Bad news is good news, and the miss in jobs have prompted markets to bring forward the Fed rate cut expectations to June from July earlier, which is boosting risk assets. Santa rally appears to have started early this year, and seasonality trends could mean more upside for risk assets as markets finally get the much-awaited Fed pivot. Along with a stretched long dollar positioning, this turn in momentum could bring more dollar downside. But are there any credible alternatives to the dollar? We believe the dollar downside could remain limited for the following reasons:
- The Fed’s recent turn to a less hawkish stance came from hopes of long-end yields substituting for a rate hike. But if long-end yields start to drop then it will open the door more another Fed rate hike or tweaks to QT. Fed speakers this week will likely try to keep a hawkish posture to allow the long end yields to do their job and avoid premature loosening of financial conditions
- Weaker US exceptionalism story cannot prompt growth optimism across the Atlantic. While ECB’s Lagarde has recently sounded committed to bring inflation back to target levels, EURUSD’s move to 1.07+ levels will be tested this week with EZ activity data, ECB inflation expectations and Fitch’s rating of Italy. China’s economic woes will also continue to be highlighted by weak export data as well as deflation risks back on the horizon
- Stagflation concerns have been highlighted again with headline ISM services falling to 51.8 from 53.6, and beneath the expected 53.0 but the prices paid components showing signs of an upswing again. This means higher-for-longer can still prevail.
- Bank of Japan’s move last week to allow 10-year yields to rise above 1% remains subtle and Governor Ueda was back on the wires today trying to manage expectations around the exit from negative rates and reaffirmed dovishness, which will keep JPY attractive as a funding currency for carry trades
- Geopolitical risks remain as Israel is expanding its operations in Gaza and market is currently discounting any risks of a regional escalation. But if things turn for the worse, USD could see a safe-haven bid once again
Market Takeaway: Downside pressure on USD could go further as risk assets are boosted by hopes of end of the Fed’s tightening cycle, but there is still no alternative to the dollar. USD could remain range-bound until we see a more material weakness in US economic data.
AUD: High stakes for the RBA announcement
The RBA announcement tomorrow remains a close call. Economists are calling for a rate hike but market is pricing only 50% odds.
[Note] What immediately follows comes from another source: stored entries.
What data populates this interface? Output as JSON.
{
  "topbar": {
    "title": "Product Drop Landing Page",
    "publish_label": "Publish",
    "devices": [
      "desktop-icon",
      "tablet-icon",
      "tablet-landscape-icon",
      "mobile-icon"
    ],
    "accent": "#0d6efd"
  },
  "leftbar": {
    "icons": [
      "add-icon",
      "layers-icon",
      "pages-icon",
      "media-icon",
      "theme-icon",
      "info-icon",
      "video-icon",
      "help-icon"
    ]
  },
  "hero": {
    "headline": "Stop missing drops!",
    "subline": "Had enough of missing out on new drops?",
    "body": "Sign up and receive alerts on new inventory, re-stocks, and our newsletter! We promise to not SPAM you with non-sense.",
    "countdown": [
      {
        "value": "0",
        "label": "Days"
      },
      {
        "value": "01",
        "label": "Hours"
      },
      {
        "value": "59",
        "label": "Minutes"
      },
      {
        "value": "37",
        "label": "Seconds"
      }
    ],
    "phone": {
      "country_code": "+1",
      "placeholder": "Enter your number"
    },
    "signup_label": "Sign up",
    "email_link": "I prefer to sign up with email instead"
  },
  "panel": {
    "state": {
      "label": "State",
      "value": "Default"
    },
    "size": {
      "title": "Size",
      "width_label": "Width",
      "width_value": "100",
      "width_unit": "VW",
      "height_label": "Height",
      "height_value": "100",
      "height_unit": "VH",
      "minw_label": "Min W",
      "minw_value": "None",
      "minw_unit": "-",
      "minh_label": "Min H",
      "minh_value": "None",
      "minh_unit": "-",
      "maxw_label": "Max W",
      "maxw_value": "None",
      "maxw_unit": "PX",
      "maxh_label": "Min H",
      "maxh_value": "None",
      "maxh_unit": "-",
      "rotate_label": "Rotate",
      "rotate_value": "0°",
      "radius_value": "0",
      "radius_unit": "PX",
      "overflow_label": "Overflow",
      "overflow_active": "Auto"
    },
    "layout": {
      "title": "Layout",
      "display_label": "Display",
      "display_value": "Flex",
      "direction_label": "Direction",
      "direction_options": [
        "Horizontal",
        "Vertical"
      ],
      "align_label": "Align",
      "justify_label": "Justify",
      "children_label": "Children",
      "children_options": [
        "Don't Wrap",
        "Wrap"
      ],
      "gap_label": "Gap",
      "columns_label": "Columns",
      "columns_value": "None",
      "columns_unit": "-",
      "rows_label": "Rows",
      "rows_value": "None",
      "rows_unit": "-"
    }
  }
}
RBA has noted earlier that tolerance for inflation overshooting target is low, and Q3 CPI numbers thereafter came in above expectations. However, Governor Bullock was quick to temper her hawkishness post-CPI, saying that the CPI jump was as expected. Meanwhile, house prices continue to soar and retail sales have surged recently. This has prompted markets to expect another rate hike from the RBA.
While we think that growth concerns warrant a pause, but the expectations that have been built up in the run up to tomorrow’s meeting suggesting that there is considerable room for disappointment if the RBA did not hike rates. The mid-way would be perhaps to hike by 15bps rather than the usual increment of 25bps if RBA wants to maintain its credibility.
China trade and inflation data also due in the week could continue to signal the fragility of the recovery in the Chinese economy and continue to be a headwind for AUD. Also, if Fed speakers in the week come out in strong support of higher-for-longer to avoid the long-end yields from undoing the job of tightening for them, then that could also blow another headwind to AUD.
Market Takeaway: AUDUSD could test 50DMA at 0.6395 if the RBA failed to follow-through on a rate hike as credibility comes in question.